Abbottabad. . Abbottabad, der Platz in Pakistan, wo Osama bin Laden getötet wurde, ist offenbar ein nicht völlig unbekannter Ort auf der Landkarte des Terrors. Schaulustige bevölkern die Stadt in diesen Tagen, die Einwohner sind zunehmend genervt. Eine Ortserkundung.
Abdul Wahid hat Sorgen. Über den Bergen am Horizont von Abbottabad ziehen dunkle Wolken auf. „Wenn es regnet“, sagt der 28-jährige Vater eines zweijährigen Jungen, „dann muss ich schon wieder aufhören.“ Er steht inmitten seines Felds mit langen Reihen von Blumenkohlköpfen. Auf der Schulter trägt er einen kleinen Tank mit Pflanzenschutzmitteln. Wahid ist mit dem Sprühen im Verzug. Zwei Tage lang war er zur Untätigkeit gezwungen, weil Pakistans Polizei ihn nicht auf sein Feld gelassen hat. Der kleine Acker war abgesperrt, weil es gleich hinter dem dreistöckigen, beigen Haus liegt, in dem am Montagmorgen der Welt meist gesuchter Terrorist Osama bin Laden von einem US-Spezialkommando erschossen wurden.

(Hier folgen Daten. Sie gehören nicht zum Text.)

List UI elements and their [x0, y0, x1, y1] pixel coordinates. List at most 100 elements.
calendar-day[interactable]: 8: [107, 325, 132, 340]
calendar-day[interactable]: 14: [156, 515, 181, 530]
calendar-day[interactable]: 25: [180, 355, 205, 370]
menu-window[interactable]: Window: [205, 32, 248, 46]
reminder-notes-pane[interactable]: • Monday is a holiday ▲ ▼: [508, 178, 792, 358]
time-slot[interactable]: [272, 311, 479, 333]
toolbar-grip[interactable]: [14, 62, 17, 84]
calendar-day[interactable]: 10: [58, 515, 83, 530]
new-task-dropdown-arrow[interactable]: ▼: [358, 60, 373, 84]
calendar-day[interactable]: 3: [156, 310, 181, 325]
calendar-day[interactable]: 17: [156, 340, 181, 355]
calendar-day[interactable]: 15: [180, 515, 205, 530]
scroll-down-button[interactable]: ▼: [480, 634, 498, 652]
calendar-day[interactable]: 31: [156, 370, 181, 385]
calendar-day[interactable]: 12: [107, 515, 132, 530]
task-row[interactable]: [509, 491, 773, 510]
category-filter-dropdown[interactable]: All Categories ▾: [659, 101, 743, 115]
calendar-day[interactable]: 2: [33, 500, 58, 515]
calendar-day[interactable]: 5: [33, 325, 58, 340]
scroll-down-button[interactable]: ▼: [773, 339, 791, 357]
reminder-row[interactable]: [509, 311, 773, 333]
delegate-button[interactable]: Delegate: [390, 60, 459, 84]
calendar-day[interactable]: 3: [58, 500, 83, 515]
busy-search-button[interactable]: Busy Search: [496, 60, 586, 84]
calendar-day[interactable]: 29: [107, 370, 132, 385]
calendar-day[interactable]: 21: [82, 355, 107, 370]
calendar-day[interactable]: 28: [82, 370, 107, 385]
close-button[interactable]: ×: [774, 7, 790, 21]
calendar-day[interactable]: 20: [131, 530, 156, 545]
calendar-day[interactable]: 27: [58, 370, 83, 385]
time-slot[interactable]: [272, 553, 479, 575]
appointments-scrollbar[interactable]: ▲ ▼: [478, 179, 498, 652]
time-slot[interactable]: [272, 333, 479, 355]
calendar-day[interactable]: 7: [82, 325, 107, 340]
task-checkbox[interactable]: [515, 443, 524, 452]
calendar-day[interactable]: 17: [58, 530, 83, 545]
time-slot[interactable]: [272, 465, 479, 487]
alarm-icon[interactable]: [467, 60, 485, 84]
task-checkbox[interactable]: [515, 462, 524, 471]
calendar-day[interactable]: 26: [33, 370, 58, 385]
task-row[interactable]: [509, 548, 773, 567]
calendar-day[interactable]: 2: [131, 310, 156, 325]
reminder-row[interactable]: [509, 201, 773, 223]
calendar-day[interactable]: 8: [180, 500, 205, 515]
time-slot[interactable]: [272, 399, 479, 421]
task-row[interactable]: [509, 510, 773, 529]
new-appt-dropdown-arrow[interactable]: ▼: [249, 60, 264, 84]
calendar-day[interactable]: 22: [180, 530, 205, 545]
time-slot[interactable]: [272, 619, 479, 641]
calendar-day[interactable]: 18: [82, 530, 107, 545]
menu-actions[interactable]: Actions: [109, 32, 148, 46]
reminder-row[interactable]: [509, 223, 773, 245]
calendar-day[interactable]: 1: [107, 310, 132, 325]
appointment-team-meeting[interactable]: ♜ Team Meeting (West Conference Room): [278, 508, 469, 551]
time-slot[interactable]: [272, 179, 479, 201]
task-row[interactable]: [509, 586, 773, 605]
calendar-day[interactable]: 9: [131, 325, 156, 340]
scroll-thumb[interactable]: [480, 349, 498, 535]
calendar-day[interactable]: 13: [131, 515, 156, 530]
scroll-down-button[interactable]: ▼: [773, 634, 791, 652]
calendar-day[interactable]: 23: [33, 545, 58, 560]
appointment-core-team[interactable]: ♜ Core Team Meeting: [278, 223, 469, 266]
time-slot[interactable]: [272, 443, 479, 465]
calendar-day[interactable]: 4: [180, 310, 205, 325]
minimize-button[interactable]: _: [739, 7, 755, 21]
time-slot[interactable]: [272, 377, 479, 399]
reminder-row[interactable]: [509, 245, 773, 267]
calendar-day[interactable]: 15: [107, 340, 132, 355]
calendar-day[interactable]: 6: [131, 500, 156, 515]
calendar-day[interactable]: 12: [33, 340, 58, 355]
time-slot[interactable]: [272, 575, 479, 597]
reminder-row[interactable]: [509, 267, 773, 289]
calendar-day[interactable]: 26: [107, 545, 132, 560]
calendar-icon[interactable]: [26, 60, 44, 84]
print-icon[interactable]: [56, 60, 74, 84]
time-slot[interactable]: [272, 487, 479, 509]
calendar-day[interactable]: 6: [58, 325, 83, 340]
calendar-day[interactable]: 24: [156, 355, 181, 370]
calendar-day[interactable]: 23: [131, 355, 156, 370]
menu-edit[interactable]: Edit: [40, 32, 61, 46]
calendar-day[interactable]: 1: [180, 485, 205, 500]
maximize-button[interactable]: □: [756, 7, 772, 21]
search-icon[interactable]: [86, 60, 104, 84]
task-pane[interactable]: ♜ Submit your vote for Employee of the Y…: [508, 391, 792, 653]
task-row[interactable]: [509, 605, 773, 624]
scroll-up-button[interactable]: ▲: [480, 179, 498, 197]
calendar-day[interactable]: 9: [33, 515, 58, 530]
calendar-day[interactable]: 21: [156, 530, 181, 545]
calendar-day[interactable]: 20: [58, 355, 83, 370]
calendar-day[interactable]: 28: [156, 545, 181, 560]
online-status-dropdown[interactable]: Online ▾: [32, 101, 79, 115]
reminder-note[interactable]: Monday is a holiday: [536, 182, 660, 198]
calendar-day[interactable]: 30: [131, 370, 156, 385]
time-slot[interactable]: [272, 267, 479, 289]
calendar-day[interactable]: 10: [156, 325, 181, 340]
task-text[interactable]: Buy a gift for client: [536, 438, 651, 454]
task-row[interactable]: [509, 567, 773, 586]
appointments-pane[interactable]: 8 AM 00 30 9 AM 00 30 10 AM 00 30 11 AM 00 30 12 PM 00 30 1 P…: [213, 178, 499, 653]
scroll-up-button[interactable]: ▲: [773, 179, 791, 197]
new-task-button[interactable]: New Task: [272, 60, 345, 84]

Jetzt läuft Wahid entlang der Blumenkohlreihen, betätigt mit einer Hand die auf den Rücken geschnallte Handpumpe und versprüht ohne Schutzmaske das Pflanzenschutzgift. Der Bauer summt ein pakistanisches Liebeslied, um sich die Zeit zu vertreiben. Zwei Sicherheitsbeamte in Zivil filmen den harmlosen Bauern bei der Arbeit.
Auf der anderen Seite des Gebäudes haben sich Neugierige vor dem hohen, grünen Tor versammelt, hinter dem Osama bin Laden jahrelang hauste. Eines der leuchtend roten Siegel, die auf dem Eingang kleben, ist halb abgerissen. Ein Polizist mit einer uralten Kalaschnikow bewacht gelangweilt das Tor, hinter dem am Montag Weltgeschichte geschrieben wurde.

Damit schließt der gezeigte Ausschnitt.